Common models used for creating temporal embeddings include:

LSTM (Long Short-Term Memory) models create embeddings by capturing long-range dependencies and temporal patterns in sequential data using a recurrent neural network (RNN) architecture.
Transformer-based Models create vector embeddings using a self-attention mechanism to capture complex temporal patterns in the input sequence.
Fast Fourier Transform (FFT) creates vector embeddings that capture periodic patterns and spectral information in the temporal data by converting it into its frequency-domain representation and extracting frequency components.

What can you do with vector embeddings?

So, what can we do with these vector embeddings once we have obtained them?

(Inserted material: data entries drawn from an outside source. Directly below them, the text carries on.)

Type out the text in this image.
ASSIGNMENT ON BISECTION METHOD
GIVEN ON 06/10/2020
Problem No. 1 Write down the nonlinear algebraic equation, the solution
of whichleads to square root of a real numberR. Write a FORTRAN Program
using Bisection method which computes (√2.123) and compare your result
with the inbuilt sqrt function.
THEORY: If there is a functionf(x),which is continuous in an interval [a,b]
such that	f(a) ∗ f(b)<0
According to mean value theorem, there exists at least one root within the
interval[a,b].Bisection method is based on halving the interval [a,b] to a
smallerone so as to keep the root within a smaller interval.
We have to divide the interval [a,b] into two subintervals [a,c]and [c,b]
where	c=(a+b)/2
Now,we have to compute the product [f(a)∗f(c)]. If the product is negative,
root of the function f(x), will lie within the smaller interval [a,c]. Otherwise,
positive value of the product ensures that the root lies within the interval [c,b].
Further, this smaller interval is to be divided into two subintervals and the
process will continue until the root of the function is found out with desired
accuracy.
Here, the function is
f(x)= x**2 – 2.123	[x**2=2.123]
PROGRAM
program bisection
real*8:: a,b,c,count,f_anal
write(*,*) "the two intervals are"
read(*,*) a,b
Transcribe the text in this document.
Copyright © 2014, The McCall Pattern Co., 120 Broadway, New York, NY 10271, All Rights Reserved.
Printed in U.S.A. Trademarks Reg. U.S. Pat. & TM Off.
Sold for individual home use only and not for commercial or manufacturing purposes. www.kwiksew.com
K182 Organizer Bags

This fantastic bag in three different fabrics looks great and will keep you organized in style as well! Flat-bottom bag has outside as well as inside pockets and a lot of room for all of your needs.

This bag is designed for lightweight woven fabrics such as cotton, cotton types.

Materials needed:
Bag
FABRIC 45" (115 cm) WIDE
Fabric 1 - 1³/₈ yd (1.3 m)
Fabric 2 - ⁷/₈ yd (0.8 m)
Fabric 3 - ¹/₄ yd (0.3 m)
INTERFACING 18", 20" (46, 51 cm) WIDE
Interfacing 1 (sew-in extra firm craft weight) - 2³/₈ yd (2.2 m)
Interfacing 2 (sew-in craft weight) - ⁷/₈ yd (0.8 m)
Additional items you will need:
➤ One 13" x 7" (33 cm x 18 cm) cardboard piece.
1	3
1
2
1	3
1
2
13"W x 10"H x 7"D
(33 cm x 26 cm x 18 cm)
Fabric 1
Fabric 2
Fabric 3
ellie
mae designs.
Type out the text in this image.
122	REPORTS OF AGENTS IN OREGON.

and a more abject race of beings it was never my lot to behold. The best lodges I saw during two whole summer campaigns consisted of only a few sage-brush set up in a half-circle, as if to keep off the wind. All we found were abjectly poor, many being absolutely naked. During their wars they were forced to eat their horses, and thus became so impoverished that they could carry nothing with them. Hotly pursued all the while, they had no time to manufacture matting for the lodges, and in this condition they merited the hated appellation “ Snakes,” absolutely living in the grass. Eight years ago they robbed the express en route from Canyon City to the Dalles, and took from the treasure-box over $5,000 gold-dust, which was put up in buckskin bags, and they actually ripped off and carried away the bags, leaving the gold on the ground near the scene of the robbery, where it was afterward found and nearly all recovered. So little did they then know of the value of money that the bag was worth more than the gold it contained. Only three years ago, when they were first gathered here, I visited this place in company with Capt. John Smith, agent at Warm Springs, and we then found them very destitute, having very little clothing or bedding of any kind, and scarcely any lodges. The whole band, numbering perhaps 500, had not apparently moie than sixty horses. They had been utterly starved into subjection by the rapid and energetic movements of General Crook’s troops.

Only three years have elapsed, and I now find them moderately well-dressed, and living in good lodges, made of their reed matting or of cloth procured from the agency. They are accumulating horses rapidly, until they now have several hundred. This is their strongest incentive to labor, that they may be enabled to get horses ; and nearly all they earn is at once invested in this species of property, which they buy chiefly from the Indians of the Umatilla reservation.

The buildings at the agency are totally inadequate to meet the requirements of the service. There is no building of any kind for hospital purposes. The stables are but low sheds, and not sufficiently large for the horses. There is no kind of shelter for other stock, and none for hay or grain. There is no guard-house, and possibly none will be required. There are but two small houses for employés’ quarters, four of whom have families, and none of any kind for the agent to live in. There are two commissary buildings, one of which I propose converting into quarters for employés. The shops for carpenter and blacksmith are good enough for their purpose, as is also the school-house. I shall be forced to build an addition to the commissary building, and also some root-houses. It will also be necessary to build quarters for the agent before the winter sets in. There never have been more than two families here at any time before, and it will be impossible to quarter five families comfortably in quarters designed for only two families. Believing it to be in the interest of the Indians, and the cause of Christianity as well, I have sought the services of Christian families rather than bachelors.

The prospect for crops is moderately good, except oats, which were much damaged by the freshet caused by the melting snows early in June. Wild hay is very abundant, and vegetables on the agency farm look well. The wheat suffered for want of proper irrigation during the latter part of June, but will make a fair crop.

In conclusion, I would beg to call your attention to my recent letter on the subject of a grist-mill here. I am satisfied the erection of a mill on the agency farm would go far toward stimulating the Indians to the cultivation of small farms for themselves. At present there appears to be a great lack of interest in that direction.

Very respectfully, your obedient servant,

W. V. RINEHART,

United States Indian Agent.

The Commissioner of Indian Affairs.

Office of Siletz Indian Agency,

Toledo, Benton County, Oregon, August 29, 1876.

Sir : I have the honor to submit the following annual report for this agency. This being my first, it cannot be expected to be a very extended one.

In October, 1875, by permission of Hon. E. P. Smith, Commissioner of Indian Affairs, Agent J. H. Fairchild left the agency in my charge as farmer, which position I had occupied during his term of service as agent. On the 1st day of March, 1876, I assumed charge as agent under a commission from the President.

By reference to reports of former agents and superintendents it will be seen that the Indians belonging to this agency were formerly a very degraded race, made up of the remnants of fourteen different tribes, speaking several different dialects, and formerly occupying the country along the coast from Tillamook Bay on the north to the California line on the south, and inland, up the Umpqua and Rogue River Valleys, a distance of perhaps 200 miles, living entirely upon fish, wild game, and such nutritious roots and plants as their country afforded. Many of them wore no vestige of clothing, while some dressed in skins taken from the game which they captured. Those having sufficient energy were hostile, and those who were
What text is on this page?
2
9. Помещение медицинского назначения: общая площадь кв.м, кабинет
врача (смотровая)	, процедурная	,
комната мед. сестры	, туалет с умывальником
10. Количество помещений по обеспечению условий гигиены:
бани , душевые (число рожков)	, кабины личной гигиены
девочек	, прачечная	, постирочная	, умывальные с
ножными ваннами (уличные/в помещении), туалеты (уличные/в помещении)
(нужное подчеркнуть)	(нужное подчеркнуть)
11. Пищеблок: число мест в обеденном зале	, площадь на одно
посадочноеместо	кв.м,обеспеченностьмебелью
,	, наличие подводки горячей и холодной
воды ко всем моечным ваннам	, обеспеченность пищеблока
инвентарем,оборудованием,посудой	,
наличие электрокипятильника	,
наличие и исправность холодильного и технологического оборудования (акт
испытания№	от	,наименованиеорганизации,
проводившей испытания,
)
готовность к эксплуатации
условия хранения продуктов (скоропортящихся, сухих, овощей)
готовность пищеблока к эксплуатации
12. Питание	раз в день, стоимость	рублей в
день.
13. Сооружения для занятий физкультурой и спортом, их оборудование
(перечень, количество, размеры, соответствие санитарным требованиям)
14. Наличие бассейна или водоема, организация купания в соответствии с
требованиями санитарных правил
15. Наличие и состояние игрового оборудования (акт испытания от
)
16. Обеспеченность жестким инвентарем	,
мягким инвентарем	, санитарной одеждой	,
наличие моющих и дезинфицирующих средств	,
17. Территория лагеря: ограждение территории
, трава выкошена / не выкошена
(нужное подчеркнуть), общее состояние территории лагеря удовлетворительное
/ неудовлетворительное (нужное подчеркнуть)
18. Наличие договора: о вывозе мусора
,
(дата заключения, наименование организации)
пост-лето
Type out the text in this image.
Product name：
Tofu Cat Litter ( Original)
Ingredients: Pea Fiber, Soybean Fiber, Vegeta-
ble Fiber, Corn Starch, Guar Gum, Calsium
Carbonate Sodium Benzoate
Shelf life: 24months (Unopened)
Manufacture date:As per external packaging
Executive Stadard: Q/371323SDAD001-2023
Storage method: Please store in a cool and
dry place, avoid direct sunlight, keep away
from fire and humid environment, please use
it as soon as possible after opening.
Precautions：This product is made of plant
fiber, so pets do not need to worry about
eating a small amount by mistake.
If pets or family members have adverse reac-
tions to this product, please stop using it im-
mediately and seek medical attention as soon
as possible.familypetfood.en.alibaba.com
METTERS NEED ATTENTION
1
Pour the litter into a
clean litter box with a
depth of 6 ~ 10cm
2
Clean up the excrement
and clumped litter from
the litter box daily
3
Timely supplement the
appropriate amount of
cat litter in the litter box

Similarity search: Use embeddings to measure the similarity between different instances. For example, in Natural Language Processing (NLP), you can find similar documents or identify related words based on their embeddings.
Clustering and classification: Use embeddings as the input features for clustering and classification models to train machine-learning algorithms to group similar instances and classify objects.
Information retrieval: Utilise embeddings to build powerful search engines that can find relevant documents or media based on user queries.
Recommendation systems: Leverage embeddings to recommend related products, articles, or media based on user preferences and historical data.
Visualisations: Visualise embeddings in lower-dimensional spaces to gain insights into the relationships and patterns within the data.
Transfer learning: Use pre-trained embeddings as a starting point for new tasks, allowing you to leverage existing knowledge and reduce the need for extensive training.

Vector embeddings: the foundation of your new generative AI house

Vector embeddings bridge the gap between human-readable data and computational algorithms. By representing diverse data types as numerical vectors, we unlock the potential for a wide range of Generative AI applications. These embeddings condense complex information, capture relationships, and enable efficient processing, analysis, and computation.

Armed with vector embeddings, you can explore and transform data to facilitate new ways to understand information, make better decisions, and innovate with generative AI applications.